Identity Veriﬁcation Using Voice and its Use in a Privacy Preserving System
Since security has been a growing concern in recent years, the ﬁeld of biometrics has gained popularity and became an active research area. Beside new identity authentication and recognition methods, protection against theft of biometric data and potential privacy loss are current directions in biometric systems research. Biometric traits which are used for veriﬁcation can be grouped into two: physical and behavioral traits. Physical traits such as ﬁngerprints and iris patterns are characteristics that do not undergo major changes over time. On the other hand, behavioral traits such as voice, signature, and gait are more variable; they are therefore more suitable to lower security applications. Behavioral traits such as voice and signature also have the advantage of being able to generate numerous different biometric templates of the same modality (e.g. different pass-phrases or signatures), in order to provide cancelability of the biometric template and to prevent crossmatching of different databases. In this thesis, we present three new biometric veriﬁcation systems based mainly on voice modality. First, we propose a text-dependent (TD) system where acoustic features are extracted from individual frames of the utterances, after they are aligned via phonetic HMMs. Data from 163 speakers from the TIDIGITS database are employed for this work and the best equal error rate (EER) is reported as 0.49% for 6-digit user passwords.

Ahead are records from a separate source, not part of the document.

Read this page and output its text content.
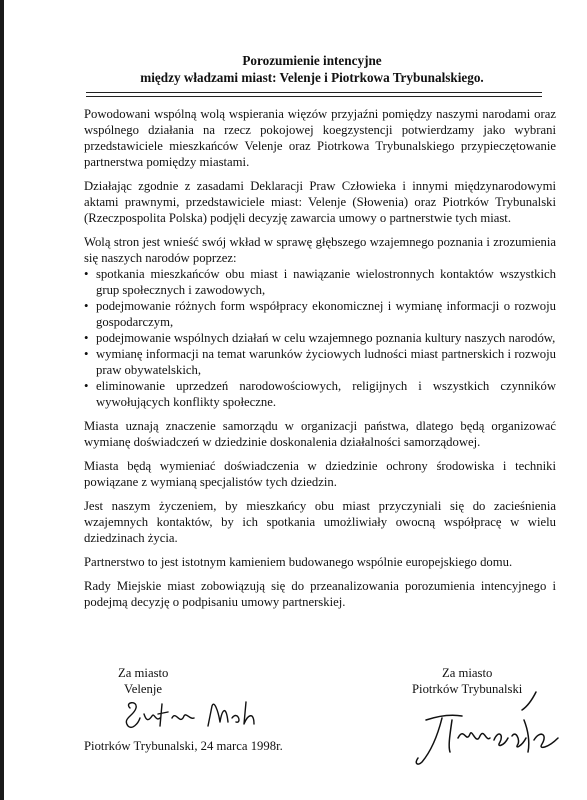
Porozumienie intencyjne
między władzami miast: Velenje i Piotrkowa Trybunalskiego.

Powodowani wspólną wolą wspierania więzów przyjaźni pomiędzy naszymi narodami oraz wspólnego działania na rzecz pokojowej koegzystencji potwierdzamy jako wybrani przedstawiciele mieszkańców Velenje oraz Piotrkowa Trybunalskiego przypieczętowanie partnerstwa pomiędzy miastami.

Działając zgodnie z zasadami Deklaracji Praw Człowieka i innymi międzynarodowymi aktami prawnymi, przedstawiciele miast: Velenje (Słowenia) oraz Piotrków Trybunalski (Rzeczpospolita Polska) podjęli decyzję zawarcia umowy o partnerstwie tych miast.

Wolą stron jest wnieść swój wkład w sprawę głębszego wzajemnego poznania i zrozumienia się naszych narodów poprzez:

• spotkania mieszkańców obu miast i nawiązanie wielostronnych kontaktów wszystkich grup społecznych i zawodowych,
• podejmowanie różnych form współpracy ekonomicznej i wymianę informacji o rozwoju gospodarczym,
• podejmowanie wspólnych działań w celu wzajemnego poznania kultury naszych narodów,
• wymianę informacji na temat warunków życiowych ludności miast partnerskich i rozwoju praw obywatelskich,
• eliminowanie uprzedzeń narodowościowych, religijnych i wszystkich czynników wywołujących konflikty społeczne.

Miasta uznają znaczenie samorządu w organizacji państwa, dlatego będą organizować wymianę doświadczeń w dziedzinie doskonalenia działalności samorządowej.

Miasta będą wymieniać doświadczenia w dziedzinie ochrony środowiska i techniki powiązane z wymianą specjalistów tych dziedzin.

Jest naszym życzeniem, by mieszkańcy obu miast przyczyniali się do zacieśnienia wzajemnych kontaktów, by ich spotkania umożliwiały owocną współpracę w wielu dziedzinach życia.

Partnerstwo to jest istotnym kamieniem budowanego wspólnie europejskiego domu.

Rady Miejskie miast zobowiązują się do przeanalizowania porozumienia intencyjnego i podejmą decyzję o podpisaniu umowy partnerskiej.

Za miasto
Velenje
Za miasto
Piotrków Trybunalski
Piotrków Trybunalski, 24 marca 1998r.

Second, a text-independent (TI) speaker veriﬁcation method is implemented inspired by the feature extraction method utilized for our text-dependent system. Our proposed TI system depends on creating speaker speciﬁc phoneme codebooks. Once phoneme codebooks are created on the enrollment stage using HMM alignment and segmentation to extract discriminative user information, test utterances are veriﬁed by calculating the total dissimilarity/distance to the claimed codebook. For benchmarking, a GMM-based TI system is implemented as a baseline. The results of the proposed TD system (0.22% EER for 7-digit passwords) is superior compared to the GMM-based system (0.31% EER for 7-digit sequences) whereas the proposed TI system yields worse results (5.79% EER for 7-digit sequences) using the data of 163 people from the TIDIGITS database .
Finally, we introduce a new implementation of the multi-biometric template framework of Yanikoglu and Kholmatov , using ﬁngerprint and voice modalities. In this framework, two biometric data are fused at the template level to create a multi-biometric template, in order to increase template security and privacy. The current work aims to also provide cancelability by exploiting the behavioral aspect of the voice modality.